Hydrogeologic properties of a thrust fault within the Oregon Accretionary Prism

Abstract

Two sets of hydrogeologic tests conducted at Ocean Drilling Program (ODP) Hole 892 on the Oregon Accretionary Prism provided the opportunity to determine hydrogeologic properties of an active accretionary prism fault zone. The first set of tests consisted of shipboard packer tests conducted during ODP Leg 146 (fall 1992), while the second set of tests were constant‐drawdown and constant‐discharge tests conducted in fall 1993 using the submersible Alvin. Pressure response during the first set of tests suggests that fractures remained open until excess fluid pressure (relative to hydrostatic) dropped below 0.315 to 0.325 MPa (λ* ∼ 0.53 to 0.54, where λ* = (pore pressure ‐ hydrostatic)/(lithostatic‐hydrostatic)). Analysis of the packer test data suggested an apparent background pressure of 0.25 MPa (λ* ∼ 0.42 to 0.50). Because the borehole had been open for 12 hours prior to the packer tests, formation pore pressures may have exceeded this value prior to drilling of the borehole. These overpressures dissipated by the time the second set of tests were conducted.
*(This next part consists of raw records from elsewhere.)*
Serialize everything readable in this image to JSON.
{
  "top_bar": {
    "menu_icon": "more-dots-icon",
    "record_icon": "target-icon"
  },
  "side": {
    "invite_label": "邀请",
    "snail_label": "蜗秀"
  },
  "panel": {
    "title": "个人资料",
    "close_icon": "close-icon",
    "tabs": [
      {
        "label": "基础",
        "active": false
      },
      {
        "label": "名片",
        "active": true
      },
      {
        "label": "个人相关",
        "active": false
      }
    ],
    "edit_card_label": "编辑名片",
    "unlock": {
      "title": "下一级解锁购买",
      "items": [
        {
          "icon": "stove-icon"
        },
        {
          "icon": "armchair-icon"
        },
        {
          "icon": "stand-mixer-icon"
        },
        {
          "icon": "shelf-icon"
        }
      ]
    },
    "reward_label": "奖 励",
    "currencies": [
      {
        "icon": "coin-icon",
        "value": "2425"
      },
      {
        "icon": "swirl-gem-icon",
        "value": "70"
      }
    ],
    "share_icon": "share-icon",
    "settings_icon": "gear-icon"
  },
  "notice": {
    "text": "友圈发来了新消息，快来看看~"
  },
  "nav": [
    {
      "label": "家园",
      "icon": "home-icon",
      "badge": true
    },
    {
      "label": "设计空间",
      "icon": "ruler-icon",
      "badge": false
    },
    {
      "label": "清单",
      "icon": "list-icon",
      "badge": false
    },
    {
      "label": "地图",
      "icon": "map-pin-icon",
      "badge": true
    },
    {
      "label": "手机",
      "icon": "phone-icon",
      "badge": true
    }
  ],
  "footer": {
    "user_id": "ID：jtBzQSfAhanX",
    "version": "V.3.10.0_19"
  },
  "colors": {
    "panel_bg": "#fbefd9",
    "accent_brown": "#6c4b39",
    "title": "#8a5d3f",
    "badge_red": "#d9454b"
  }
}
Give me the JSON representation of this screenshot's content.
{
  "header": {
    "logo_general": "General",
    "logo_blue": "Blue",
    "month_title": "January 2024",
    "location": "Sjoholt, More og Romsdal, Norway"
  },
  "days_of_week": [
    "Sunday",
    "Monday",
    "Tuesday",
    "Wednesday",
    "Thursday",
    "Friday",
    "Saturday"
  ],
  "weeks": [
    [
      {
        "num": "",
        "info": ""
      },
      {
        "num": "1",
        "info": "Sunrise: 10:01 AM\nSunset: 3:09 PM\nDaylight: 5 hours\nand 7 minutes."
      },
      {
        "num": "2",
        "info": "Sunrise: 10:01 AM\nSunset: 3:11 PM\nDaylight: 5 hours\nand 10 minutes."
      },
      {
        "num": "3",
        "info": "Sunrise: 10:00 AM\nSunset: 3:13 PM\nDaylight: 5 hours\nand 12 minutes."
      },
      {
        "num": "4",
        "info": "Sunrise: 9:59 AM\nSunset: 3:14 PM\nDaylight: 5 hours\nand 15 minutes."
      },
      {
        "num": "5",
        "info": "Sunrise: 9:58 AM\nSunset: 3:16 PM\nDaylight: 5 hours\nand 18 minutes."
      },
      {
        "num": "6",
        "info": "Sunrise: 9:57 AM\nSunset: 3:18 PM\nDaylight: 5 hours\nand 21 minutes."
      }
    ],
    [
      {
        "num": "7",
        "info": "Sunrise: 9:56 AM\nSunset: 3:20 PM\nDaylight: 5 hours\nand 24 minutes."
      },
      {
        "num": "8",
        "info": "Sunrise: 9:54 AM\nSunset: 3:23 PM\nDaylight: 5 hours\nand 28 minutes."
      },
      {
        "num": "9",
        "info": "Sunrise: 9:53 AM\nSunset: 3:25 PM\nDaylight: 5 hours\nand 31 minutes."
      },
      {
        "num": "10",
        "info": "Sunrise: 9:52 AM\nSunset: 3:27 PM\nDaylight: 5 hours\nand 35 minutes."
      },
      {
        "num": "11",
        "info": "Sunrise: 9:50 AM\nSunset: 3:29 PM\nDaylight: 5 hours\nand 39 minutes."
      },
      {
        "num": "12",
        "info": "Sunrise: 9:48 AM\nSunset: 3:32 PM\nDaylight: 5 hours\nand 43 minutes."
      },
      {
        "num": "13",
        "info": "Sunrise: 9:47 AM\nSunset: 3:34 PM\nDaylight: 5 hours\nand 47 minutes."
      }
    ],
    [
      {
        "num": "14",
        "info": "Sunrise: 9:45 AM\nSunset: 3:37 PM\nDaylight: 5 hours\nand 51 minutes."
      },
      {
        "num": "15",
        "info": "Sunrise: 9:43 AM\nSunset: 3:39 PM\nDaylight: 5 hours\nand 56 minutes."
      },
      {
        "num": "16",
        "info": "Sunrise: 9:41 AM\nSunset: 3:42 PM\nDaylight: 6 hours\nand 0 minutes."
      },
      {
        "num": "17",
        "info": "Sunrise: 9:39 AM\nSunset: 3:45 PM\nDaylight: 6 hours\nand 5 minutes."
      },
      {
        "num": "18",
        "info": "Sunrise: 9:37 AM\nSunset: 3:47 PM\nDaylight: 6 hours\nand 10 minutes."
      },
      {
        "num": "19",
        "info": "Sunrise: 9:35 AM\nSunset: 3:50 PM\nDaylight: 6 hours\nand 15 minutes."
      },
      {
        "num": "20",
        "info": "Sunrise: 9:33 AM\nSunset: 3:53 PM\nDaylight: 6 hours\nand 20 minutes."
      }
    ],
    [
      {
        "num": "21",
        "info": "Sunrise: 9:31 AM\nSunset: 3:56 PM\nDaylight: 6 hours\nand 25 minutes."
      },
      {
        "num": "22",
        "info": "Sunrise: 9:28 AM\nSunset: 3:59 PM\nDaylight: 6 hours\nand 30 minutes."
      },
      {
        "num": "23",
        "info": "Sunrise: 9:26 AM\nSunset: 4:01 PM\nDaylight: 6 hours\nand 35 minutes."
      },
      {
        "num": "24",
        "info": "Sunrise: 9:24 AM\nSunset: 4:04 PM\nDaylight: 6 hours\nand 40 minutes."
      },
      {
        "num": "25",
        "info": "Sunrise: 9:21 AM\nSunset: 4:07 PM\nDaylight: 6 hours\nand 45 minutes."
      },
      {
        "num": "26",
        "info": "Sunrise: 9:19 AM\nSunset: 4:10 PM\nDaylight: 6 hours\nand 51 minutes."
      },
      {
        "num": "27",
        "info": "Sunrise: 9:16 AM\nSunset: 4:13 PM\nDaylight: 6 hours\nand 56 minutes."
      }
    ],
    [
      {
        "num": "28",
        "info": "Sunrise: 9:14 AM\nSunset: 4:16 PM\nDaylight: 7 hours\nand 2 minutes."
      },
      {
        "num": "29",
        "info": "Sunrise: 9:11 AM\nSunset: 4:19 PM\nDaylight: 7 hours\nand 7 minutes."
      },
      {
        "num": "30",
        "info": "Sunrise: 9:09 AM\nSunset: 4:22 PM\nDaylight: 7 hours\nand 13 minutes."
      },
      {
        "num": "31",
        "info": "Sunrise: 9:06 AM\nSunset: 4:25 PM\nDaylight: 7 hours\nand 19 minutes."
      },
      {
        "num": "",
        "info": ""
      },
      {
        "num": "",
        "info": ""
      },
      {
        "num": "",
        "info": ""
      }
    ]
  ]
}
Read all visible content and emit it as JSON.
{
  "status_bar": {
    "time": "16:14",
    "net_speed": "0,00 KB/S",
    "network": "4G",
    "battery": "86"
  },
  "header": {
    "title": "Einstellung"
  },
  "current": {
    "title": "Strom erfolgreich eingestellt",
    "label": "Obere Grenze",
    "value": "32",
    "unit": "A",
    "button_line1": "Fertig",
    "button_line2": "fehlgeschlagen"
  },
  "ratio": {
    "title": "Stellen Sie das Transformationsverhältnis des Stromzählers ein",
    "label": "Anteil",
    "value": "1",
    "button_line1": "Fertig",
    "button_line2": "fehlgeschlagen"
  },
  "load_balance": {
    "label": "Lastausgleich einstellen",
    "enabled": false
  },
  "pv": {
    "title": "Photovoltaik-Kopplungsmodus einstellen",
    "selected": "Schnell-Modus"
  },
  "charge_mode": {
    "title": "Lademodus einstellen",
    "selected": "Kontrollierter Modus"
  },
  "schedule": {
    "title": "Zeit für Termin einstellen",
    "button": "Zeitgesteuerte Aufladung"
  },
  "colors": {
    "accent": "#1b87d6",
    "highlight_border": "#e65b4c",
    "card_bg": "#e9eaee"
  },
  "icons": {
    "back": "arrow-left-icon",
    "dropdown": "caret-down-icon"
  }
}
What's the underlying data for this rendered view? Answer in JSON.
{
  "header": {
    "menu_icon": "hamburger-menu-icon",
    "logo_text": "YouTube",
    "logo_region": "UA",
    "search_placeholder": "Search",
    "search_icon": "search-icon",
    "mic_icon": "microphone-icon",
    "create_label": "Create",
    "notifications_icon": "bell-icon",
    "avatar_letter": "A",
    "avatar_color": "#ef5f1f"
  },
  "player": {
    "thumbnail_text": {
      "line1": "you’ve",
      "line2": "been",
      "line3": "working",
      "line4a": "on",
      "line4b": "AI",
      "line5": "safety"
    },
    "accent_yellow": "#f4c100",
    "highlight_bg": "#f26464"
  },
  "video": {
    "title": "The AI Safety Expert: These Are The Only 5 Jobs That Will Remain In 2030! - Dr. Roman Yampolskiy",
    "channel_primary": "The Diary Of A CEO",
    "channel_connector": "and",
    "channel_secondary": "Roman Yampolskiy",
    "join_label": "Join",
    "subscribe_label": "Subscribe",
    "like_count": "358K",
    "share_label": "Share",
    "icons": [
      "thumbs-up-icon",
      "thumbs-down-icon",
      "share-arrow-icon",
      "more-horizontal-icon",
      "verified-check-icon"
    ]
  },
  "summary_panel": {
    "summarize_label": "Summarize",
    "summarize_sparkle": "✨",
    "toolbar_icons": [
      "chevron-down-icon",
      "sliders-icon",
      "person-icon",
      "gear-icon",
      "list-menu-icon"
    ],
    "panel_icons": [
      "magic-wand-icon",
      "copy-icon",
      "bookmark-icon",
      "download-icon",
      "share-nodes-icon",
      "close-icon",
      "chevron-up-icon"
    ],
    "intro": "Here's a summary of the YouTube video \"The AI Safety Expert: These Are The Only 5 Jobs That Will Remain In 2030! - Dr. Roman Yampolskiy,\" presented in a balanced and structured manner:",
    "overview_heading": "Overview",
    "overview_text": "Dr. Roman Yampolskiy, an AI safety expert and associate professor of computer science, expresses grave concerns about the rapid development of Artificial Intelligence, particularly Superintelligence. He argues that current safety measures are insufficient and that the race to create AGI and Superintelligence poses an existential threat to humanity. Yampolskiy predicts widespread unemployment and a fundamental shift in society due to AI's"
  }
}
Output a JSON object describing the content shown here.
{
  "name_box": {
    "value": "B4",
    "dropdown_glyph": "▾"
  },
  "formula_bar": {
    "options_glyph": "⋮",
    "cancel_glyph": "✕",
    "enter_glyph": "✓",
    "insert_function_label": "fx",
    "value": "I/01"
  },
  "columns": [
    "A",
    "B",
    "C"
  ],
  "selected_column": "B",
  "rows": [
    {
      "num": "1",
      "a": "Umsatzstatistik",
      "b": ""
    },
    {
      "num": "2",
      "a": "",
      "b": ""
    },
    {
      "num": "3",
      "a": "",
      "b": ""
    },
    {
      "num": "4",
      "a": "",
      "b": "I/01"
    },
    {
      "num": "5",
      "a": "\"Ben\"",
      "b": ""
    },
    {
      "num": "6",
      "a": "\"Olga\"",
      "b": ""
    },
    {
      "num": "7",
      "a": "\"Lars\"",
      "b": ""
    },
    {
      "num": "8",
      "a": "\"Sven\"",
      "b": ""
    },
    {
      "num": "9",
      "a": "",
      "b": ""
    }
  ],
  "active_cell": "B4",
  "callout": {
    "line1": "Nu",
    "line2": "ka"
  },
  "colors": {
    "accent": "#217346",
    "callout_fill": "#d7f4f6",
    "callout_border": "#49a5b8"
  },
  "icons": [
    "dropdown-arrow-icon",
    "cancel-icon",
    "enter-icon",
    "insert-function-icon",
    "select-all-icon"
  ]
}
One possible explanation for this decay is that the borehole may provide a vertical conduit between the overpressured zone and overlying or underlying sediments that had previously been hydraulically separated from the overpressured zone. The second set of tests were conducted at pressures (≤0.019 MPa or λ* ∼ 0.03) below that estimated to maintain open fractures and yielded transmissivities 1 to 2 orders of magnitude less than estimated for the packer tests (when fractures were open). Constraints on fluid flow rate along the fault are provided by observed displacement in a bottom‐simulating reflector (BSR) at its intersection with the fault zone. The closed‐fracture transmissivities are insufficient to produce flow rates capable of displacing the BSR; therefore open‐fracture transmissivities under conditions of elevated pore pressure are inferred to be necessary for the observed BSR displacement. In addition, calculated rates of specific discharge through the fault zone are 2 to 3 orders of magnitude lower than discharge measured at an associated seafloor vent site; fluid flow must become spatially or temporally focused as it moves up the fault zone toward the seafloor.